A proposito di cibi che viaggiano, in questo articolo di Dan Nosowitz si parla di vaniglia, la seconda spezia più costosa al mondo dopo lo zafferano, tra civiltà azteca, colonialismo francese e Madagascar. C’è il Messico, sua vera patria d’elezione, che ha visto frenare la produzione in seguito alla guerra civile di inizio Novecento e poi ancora con la scoperta di giacimenti petroliferi a Poza Rica nel 1932, un passaggio che ha sconvolto l’ecosistema locale e ha pregiudicato la possibilità di produrla. C’è l’impatto della scoperta della vanillina sintetica. Ma c’è anche la storia di Edmond Albius, il ragazzino schiavo che in Madagascar scoprì e introdusse la tecnica per stimolare la fecondazione nella pianta e produrre il frutto da cui poi si ottiene la vaniglia. Suona scontato aggiungere che Albius non approfittò dell’enorme scoperta, che rese possibile la produzione su larga scala di una spezia che prima era difficilissimo ottenere. Così come suona scontato sottolineare come il Madagascar sia diventato il paese della vaniglia non solo per ragioni ambientali e climatiche, ma anche perché allo sfruttamento coloniale da parte dei francesi ha fatto seguito un sistema economico e sociale fondato su salari bassissimi, anzi infimi. Ma vale la pena ricordarlo ugualmente, visto che parliamo di un mercato che muove ingenti somme di denaro, e di un prodotto che ha costi altissimi e che trova dimora in tutte le nostre case.

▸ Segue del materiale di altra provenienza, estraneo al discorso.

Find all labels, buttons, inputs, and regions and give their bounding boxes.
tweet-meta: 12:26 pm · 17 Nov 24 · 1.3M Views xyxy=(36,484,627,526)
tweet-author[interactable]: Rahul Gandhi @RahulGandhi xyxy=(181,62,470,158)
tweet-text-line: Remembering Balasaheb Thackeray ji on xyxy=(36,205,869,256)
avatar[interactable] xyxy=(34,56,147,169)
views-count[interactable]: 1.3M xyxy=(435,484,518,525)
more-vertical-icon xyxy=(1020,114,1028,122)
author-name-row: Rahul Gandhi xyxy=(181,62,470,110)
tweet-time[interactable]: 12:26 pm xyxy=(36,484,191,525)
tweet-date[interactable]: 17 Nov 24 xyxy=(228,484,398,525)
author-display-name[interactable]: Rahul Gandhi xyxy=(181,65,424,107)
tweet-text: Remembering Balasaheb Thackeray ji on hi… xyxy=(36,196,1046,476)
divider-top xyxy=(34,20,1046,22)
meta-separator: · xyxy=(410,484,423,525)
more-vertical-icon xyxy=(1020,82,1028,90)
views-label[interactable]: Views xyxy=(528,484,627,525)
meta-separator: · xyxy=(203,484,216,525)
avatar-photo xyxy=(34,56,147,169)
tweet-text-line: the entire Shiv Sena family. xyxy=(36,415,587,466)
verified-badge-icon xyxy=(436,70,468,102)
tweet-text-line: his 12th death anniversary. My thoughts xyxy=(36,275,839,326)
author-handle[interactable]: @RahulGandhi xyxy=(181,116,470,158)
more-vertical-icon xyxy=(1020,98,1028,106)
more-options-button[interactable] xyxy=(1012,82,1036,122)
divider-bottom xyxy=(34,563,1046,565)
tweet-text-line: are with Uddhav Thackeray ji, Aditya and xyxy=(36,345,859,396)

Beautiful Freaks – Breeding and Growing Wild Hops in New Mexico – Pellicle, 9 dicembre

Visto che ci manca il viaggio, e non poco, continuiamo a macinare chilometri, questa volta spostandoci in New Mexico: il racconto di Hollie Stephens ha come oggetto la produzione di luppolo per la birra in quello stato. Un tema che potrebbe sembrare da beer nerd, e in parte lo è, ma che in questo caso trova una declinazione particolarmente piacevole e alcuni spunti notevoli, tra cui quello sul rapporto tra coltivazione del luppolo e terroir.

Acqua quotata in borsa: il tardo capitalismo abbatte l’ultimo tabù – Dissapore, 10 dicembre

Spoiler: l’articolo di Dario De Marco si chiude con la domanda «ci stiamo affidando a due delle maggiori certezze dei nostri tempi: il riscaldamento globale e la speculazione finanziaria. Cosa potrà mai andare storto?». E in fondo qui c’è il fulcro della riflessione sviluppata nelle righe precedenti (è la conclusione, diamine), che commenta la seguente notizia: «da lunedì scorso, notizia ampiamente preannunciata nei mesi passati, è possibile scambiare un future legato alle variazioni di prezzo sull’acqua in California. Lo strumento finanziario è stato creato dal CME group in collaborazione con il Nasdaq». Ora, effettivamente le conseguenze devastanti della trasformazione del cibo (e per estensione dell’acqua) in commodity sono sotto gli occhi di tutti, o quasi. Le conseguenze devastanti della finanziarizzazione estrema dell’economia idem. Per non parlare delle conseguenze devastanti del cambiamento climatico, un processo in cui l’acqua ha un ruolo non solo importante, ma addirittura centrale. Chiediamoci dunque perché si dovrebbe gioire di questa notizia, e rispondiamo nell’unico modo possibile, difendendo con i denti l’idea dell’acqua come bene comune, come l’articolo invita saggiamente a fare.

Watch This Disgusting Food Video Right Now. It Explains Everything – The New York Times Magazine, 10 dicembre

Ci sono siti internet che sulle videoricette hanno costruito una vera e propria fortuna. Tra questi il francese Chefclub, che come sottolinea Rosa Lyster ha un approccio divisivo, provocatorio, smaccatamente alla ricerca della provocazione. Attraverso ricette a volte assurde, che non necessariamente devono funzionare o essere replicate. È la ricettistica nell’epoca della comunicazione strillata, scandalistica, che stimola il disgusto altrui come grimaldello per ottenere click.